Bitter is the New Black by Jen Lancaster
During these tough economic times, it may be difficult for people to see humor in being unemployed. Jen Lancaster’s first published memoir, Bitter is the New Black, chronicles her career’s demise from on-the-fast-track to out-of-work loser-dom. Funny, sarcastic, and fully willing to be brutally honest about her narcissistic tendencies, Lancaster’s story is a quick read.
From the late 90’s to 2001, Lancaster worked in sales for a variety of companies in Chicago. Her work ethic is admirable, but she is very clear about her motivations for working so hard: shopping. She paints herself as a mouthy know-it-all who cares desperately about proving herself.
After September 11th, Lancaster is laid off and cannot find work. Her life quickly goes from fast-paced to pathetic. People who have recently been laid off may find her tales difficult to read, as she gets turned down job interview after interview, as she deals with Unemployment Office red tape, and as she gets evicted from her apartment. These accounts may ring too true for some readers.
For readers able to laugh at the desperate side of things, this book may serve as exactly the right catharsis. Lancaster’s humor is continuous. Her ability to mock herself will remind readers of authors like David Sedaris and Sloan Cassidy. And, readers will be happy to know that even though she did not find another position in sales, she became a successful, published author.

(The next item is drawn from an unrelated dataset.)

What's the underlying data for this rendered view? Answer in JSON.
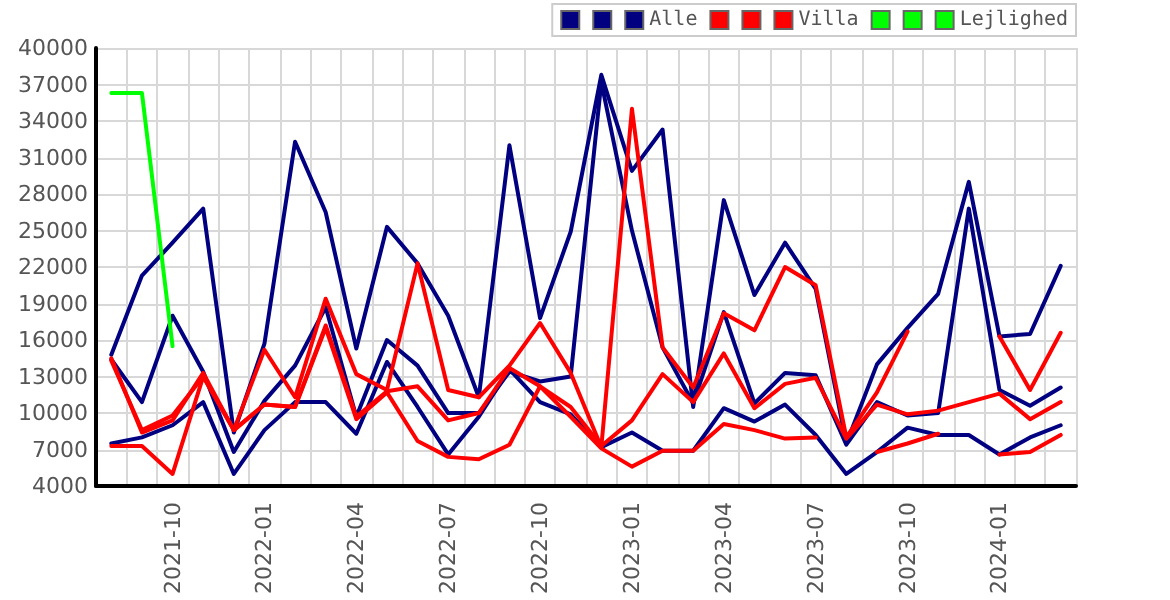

Her book is filled with quirky additions, like her footnotes. They are the gems of the book. One will be reading along, see a footnote, go to the bottom of the page, and see a witty little rejoinder, most inappropriate for this review. Highly enjoyable. Also, her letters at the beginning of each chapter give readers funny little snapshots of her world and its decline.
Recommendation: Recommended for those gainfully employed or those job-challenged with thick skins.